The recent crash in cryptocurrency prices can be attributed to several factors:

1. 👉Macroeconomic Factors: Lower-than-expected inflation in the U.S., measured by the Consumer Price Index (CPI) and Producer Price Index (PPI), initially suggested a halt in rate hikes by the Federal Reserve. However, the Fed maintained a hawkish stance, contributing to market uncertainty. Cryptocurrencies generally perform better in low interest rate environments with high liquidity, which are currently lacking .

2. 👉Strength of the US Dollar : A strong U.S. dollar, bolstered by recent decisions from the European Central Bank (ECB) to cut rates, has negatively impacted risk-on assets like cryptocurrencies. This environment typically sees investors pulling back from more volatile investments like crypto .

3. 👉Interest Rate Changes in Japan : The Bank of Japan's recent interest rate increase has disrupted yen-dollar carry trades. As traders unwind these positions to avoid higher borrowing costs, they have sold off riskier assets, including cryptocurrencies, adding to the downward pressure on the market .
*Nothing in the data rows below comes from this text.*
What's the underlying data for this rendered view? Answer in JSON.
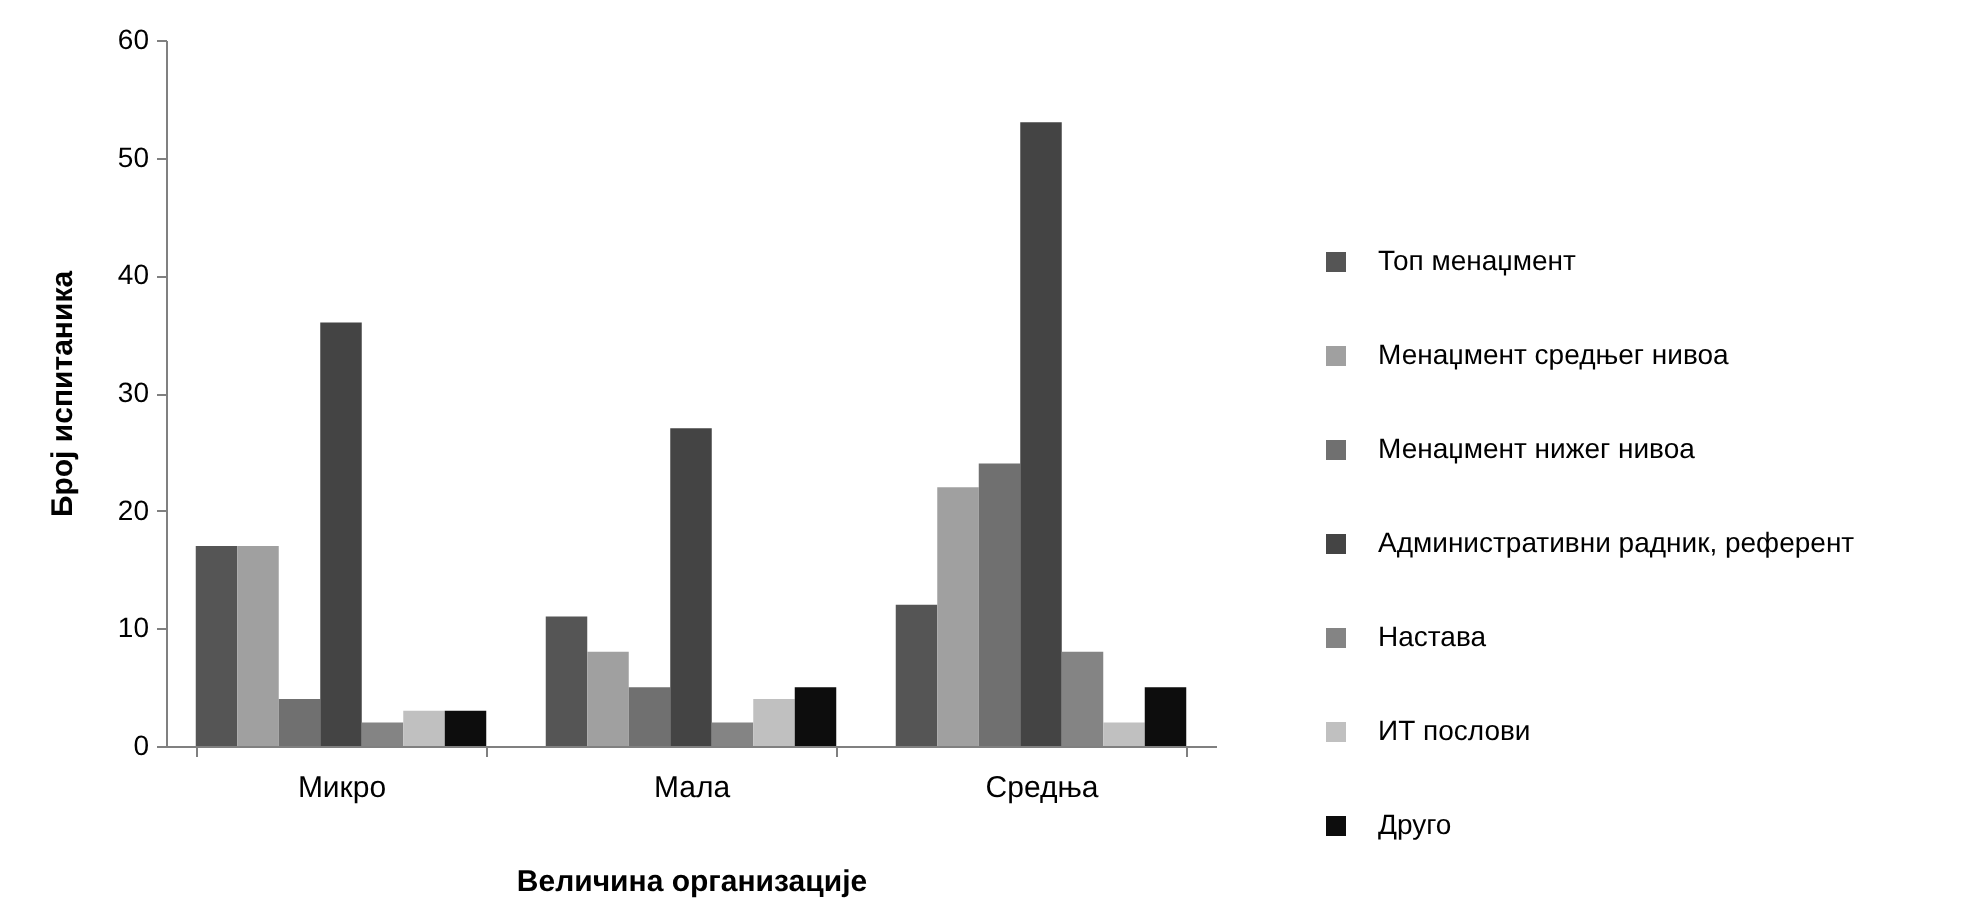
{
  "chart_data": {
    "type": "bar",
    "xlabel": "Величина организације",
    "ylabel": "Број испитаника",
    "categories": [
      "Микро",
      "Мала",
      "Средња"
    ],
    "ylim": [
      0,
      60
    ],
    "yticks": [
      0,
      10,
      20,
      30,
      40,
      50,
      60
    ],
    "legend": "right",
    "series": [
      {
        "name": "Топ менаџмент",
        "color": "#555555",
        "values": [
          17,
          11,
          12
        ]
      },
      {
        "name": "Менаџмент средњег нивоа",
        "color": "#a0a0a0",
        "values": [
          17,
          8,
          22
        ]
      },
      {
        "name": "Менаџмент нижег нивоа",
        "color": "#707070",
        "values": [
          4,
          5,
          24
        ]
      },
      {
        "name": "Административни радник, референт",
        "color": "#444444",
        "values": [
          36,
          27,
          53
        ]
      },
      {
        "name": "Настава",
        "color": "#848484",
        "values": [
          2,
          2,
          8
        ]
      },
      {
        "name": "ИТ послови",
        "color": "#c0c0c0",
        "values": [
          3,
          4,
          2
        ]
      },
      {
        "name": "Друго",
        "color": "#0d0d0d",
        "values": [
          3,
          5,
          5
        ]
      }
    ]
  }
}
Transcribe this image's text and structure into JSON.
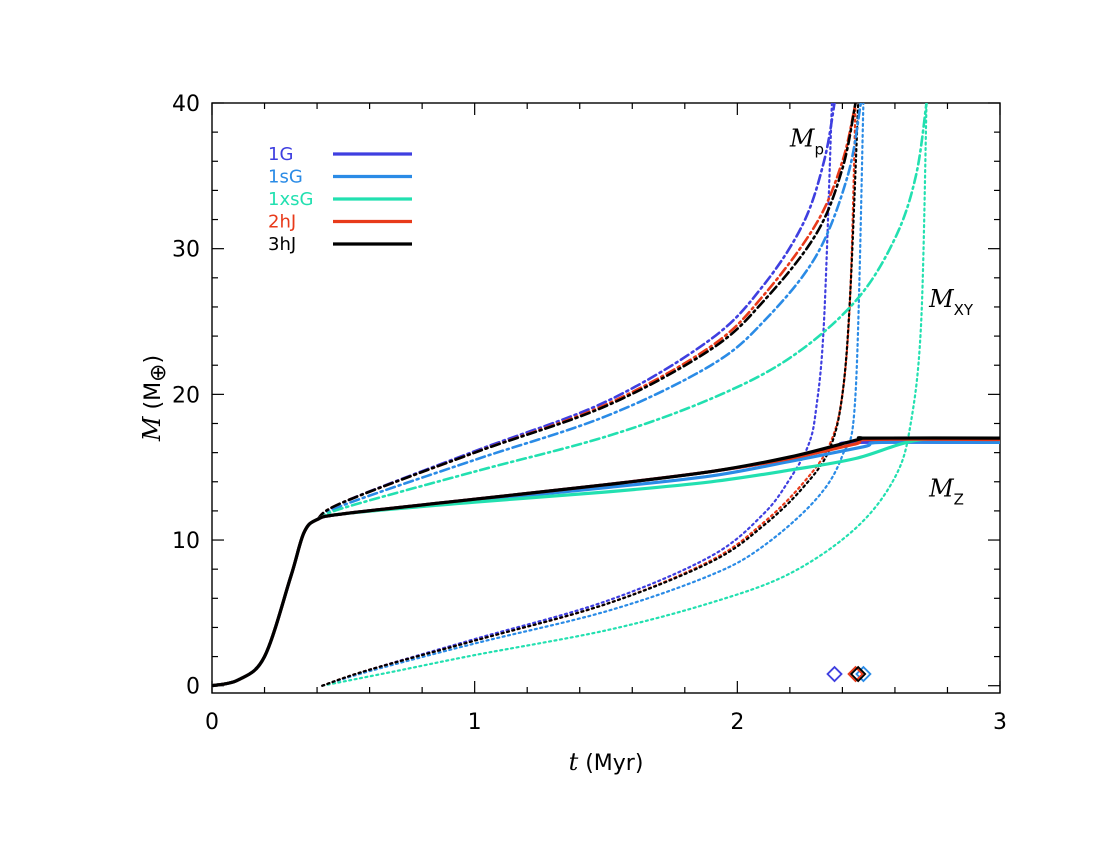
{
  "chart_data": {
    "type": "line",
    "title": "",
    "xlabel": {
      "symbol": "t",
      "unit": "(Myr)"
    },
    "ylabel": {
      "symbol": "M",
      "unit_open": "(M",
      "unit_sub": "⊕",
      "unit_close": ")"
    },
    "xlim": [
      0,
      3
    ],
    "ylim": [
      -0.5,
      40
    ],
    "x_ticks": [
      0,
      1,
      2,
      3
    ],
    "y_ticks": [
      0,
      10,
      20,
      30,
      40
    ],
    "grid": false,
    "legend_position": "top-left",
    "line_styles": {
      "Mp": "dash-dot",
      "MXY": "dotted",
      "MZ": "solid"
    },
    "annotations": [
      {
        "main": "M",
        "sub": "p",
        "x": 2.2,
        "y": 37
      },
      {
        "main": "M",
        "sub": "XY",
        "x": 2.73,
        "y": 26
      },
      {
        "main": "M",
        "sub": "Z",
        "x": 2.73,
        "y": 13
      }
    ],
    "series": [
      {
        "name": "1G",
        "color": "#3f3fe0",
        "MZ": {
          "x": [
            0,
            0.1,
            0.2,
            0.3,
            0.35,
            0.4,
            0.5,
            1.0,
            1.5,
            1.9,
            2.2,
            2.38,
            2.45,
            3.0
          ],
          "y": [
            0,
            0.4,
            2,
            7.5,
            10.5,
            11.4,
            11.8,
            12.8,
            13.8,
            14.7,
            15.6,
            16.4,
            16.7,
            16.7
          ]
        },
        "Mp": {
          "x": [
            0.4,
            0.5,
            1.0,
            1.5,
            1.9,
            2.1,
            2.25,
            2.33,
            2.37
          ],
          "y": [
            11.4,
            12.6,
            16.1,
            19.5,
            23.8,
            27.5,
            31.7,
            36,
            40
          ]
        },
        "MXY": {
          "x": [
            0.42,
            0.6,
            1.0,
            1.5,
            1.9,
            2.1,
            2.2,
            2.27,
            2.3,
            2.33,
            2.36
          ],
          "y": [
            0,
            1.1,
            3.2,
            5.8,
            8.9,
            11.8,
            14.2,
            16.5,
            19,
            25,
            40
          ]
        },
        "marker_x": 2.37
      },
      {
        "name": "1sG",
        "color": "#2a8be6",
        "MZ": {
          "x": [
            0,
            0.1,
            0.2,
            0.3,
            0.35,
            0.4,
            0.5,
            1.0,
            1.5,
            1.9,
            2.2,
            2.48,
            2.55,
            3.0
          ],
          "y": [
            0,
            0.4,
            2,
            7.5,
            10.5,
            11.4,
            11.8,
            12.7,
            13.6,
            14.4,
            15.4,
            16.4,
            16.7,
            16.7
          ]
        },
        "Mp": {
          "x": [
            0.4,
            0.5,
            1.0,
            1.5,
            1.9,
            2.1,
            2.3,
            2.42,
            2.47
          ],
          "y": [
            11.4,
            12.4,
            15.5,
            18.5,
            22,
            25,
            29.5,
            35,
            40
          ]
        },
        "MXY": {
          "x": [
            0.42,
            0.6,
            1.0,
            1.5,
            1.9,
            2.1,
            2.3,
            2.4,
            2.45,
            2.48
          ],
          "y": [
            0,
            1,
            2.9,
            5.1,
            7.6,
            9.6,
            12.8,
            15.8,
            20,
            40
          ]
        },
        "marker_x": 2.48
      },
      {
        "name": "1xsG",
        "color": "#22e0b0",
        "MZ": {
          "x": [
            0,
            0.1,
            0.2,
            0.3,
            0.35,
            0.4,
            0.5,
            1.0,
            1.5,
            1.9,
            2.2,
            2.45,
            2.7,
            3.0
          ],
          "y": [
            0,
            0.4,
            2,
            7.5,
            10.5,
            11.4,
            11.8,
            12.6,
            13.3,
            14,
            14.8,
            15.6,
            16.9,
            16.9
          ]
        },
        "Mp": {
          "x": [
            0.4,
            0.5,
            1.0,
            1.5,
            1.9,
            2.2,
            2.45,
            2.6,
            2.68,
            2.72
          ],
          "y": [
            11.4,
            12.2,
            14.7,
            17.1,
            19.7,
            22.5,
            26.4,
            30.7,
            35,
            40
          ]
        },
        "MXY": {
          "x": [
            0.42,
            0.7,
            1.0,
            1.5,
            1.9,
            2.2,
            2.45,
            2.6,
            2.66,
            2.7,
            2.72
          ],
          "y": [
            0,
            1,
            2.1,
            3.8,
            5.7,
            7.7,
            10.8,
            14.3,
            18,
            25,
            40
          ]
        },
        "marker_x": null
      },
      {
        "name": "2hJ",
        "color": "#e83a1a",
        "MZ": {
          "x": [
            0,
            0.1,
            0.2,
            0.3,
            0.35,
            0.4,
            0.5,
            1.0,
            1.5,
            1.9,
            2.2,
            2.45,
            2.5,
            3.0
          ],
          "y": [
            0,
            0.4,
            2,
            7.5,
            10.5,
            11.4,
            11.8,
            12.8,
            13.8,
            14.7,
            15.6,
            16.6,
            16.9,
            16.9
          ]
        },
        "Mp": {
          "x": [
            0.4,
            0.5,
            1.0,
            1.5,
            1.9,
            2.1,
            2.3,
            2.4,
            2.45
          ],
          "y": [
            11.4,
            12.6,
            16.0,
            19.3,
            23.3,
            26.8,
            31.7,
            36,
            40
          ]
        },
        "MXY": {
          "x": [
            0.42,
            0.6,
            1.0,
            1.5,
            1.9,
            2.1,
            2.25,
            2.35,
            2.4,
            2.43,
            2.45
          ],
          "y": [
            0,
            1.1,
            3.1,
            5.6,
            8.6,
            11.2,
            13.9,
            16.5,
            20,
            27,
            40
          ]
        },
        "marker_x": 2.45
      },
      {
        "name": "3hJ",
        "color": "#000000",
        "MZ": {
          "x": [
            0,
            0.1,
            0.2,
            0.3,
            0.35,
            0.4,
            0.5,
            1.0,
            1.5,
            1.9,
            2.2,
            2.46,
            2.5,
            3.0
          ],
          "y": [
            0,
            0.4,
            2,
            7.5,
            10.5,
            11.4,
            11.8,
            12.8,
            13.8,
            14.7,
            15.7,
            16.9,
            17,
            17
          ]
        },
        "Mp": {
          "x": [
            0.4,
            0.5,
            1.0,
            1.5,
            1.9,
            2.1,
            2.3,
            2.4,
            2.45
          ],
          "y": [
            11.4,
            12.6,
            16.0,
            19.2,
            23.1,
            26.4,
            31,
            35.5,
            40
          ]
        },
        "MXY": {
          "x": [
            0.42,
            0.6,
            1.0,
            1.5,
            1.9,
            2.1,
            2.25,
            2.35,
            2.4,
            2.43,
            2.46
          ],
          "y": [
            0,
            1.1,
            3.1,
            5.6,
            8.5,
            11,
            13.6,
            16.2,
            20,
            27,
            40
          ]
        },
        "marker_x": 2.46
      }
    ]
  }
}
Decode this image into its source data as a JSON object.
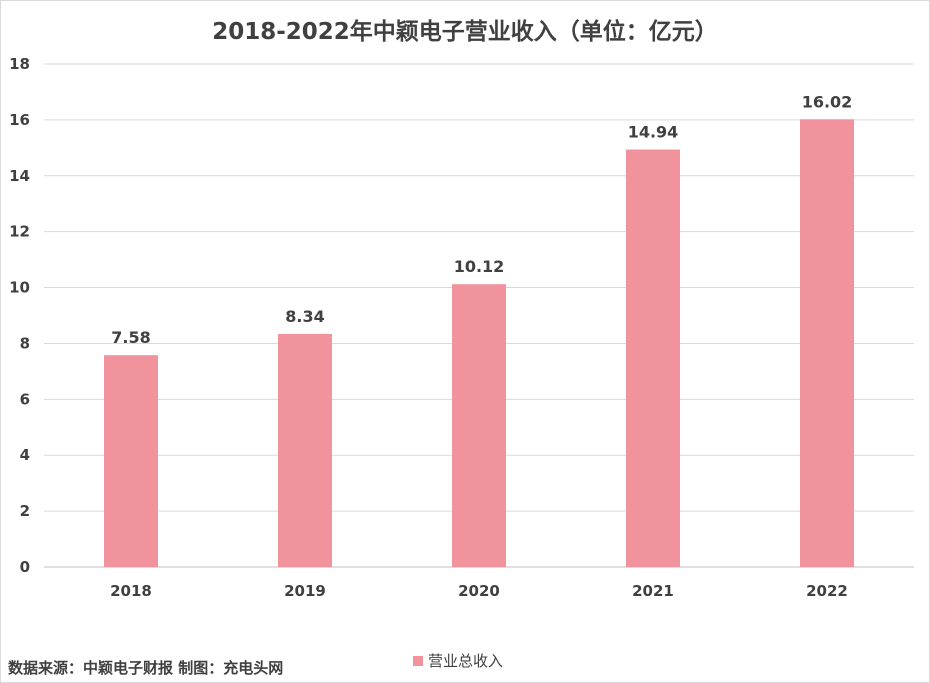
{
  "chart_data": {
    "type": "bar",
    "title": "2018-2022年中颖电子营业收入（单位：亿元）",
    "categories": [
      "2018",
      "2019",
      "2020",
      "2021",
      "2022"
    ],
    "series": [
      {
        "name": "营业总收入",
        "values": [
          7.58,
          8.34,
          10.12,
          14.94,
          16.02
        ],
        "data_labels": [
          "7.58",
          "8.34",
          "10.12",
          "14.94",
          "16.02"
        ],
        "color": "#f0939d"
      }
    ],
    "ylim": [
      0,
      18
    ],
    "yticks": [
      0,
      2,
      4,
      6,
      8,
      10,
      12,
      14,
      16,
      18
    ],
    "grid": true,
    "legend_position": "bottom"
  },
  "source_note": "数据来源：中颖电子财报 制图：充电头网"
}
4. 👉Market Technicals and Liquidations : The crypto market has seen significant liquidations, with over $1 billion liquidated in a single day, mostly from over-leveraged long positions. This liquidation cascade has exacerbated the price declines, hitting stop-losses and triggering margin calls.

5. 👉Regulatory Concerns: Ongoing uncertainty surrounding the approval and listing of spot Ethereum ETFs by the U.S. SEC has also impacted market sentiment. The delay in these listings has created confusion and negative sentiment among investors .

Overall, these combined factors have led to a significant sell-off in the cryptocurrency markets.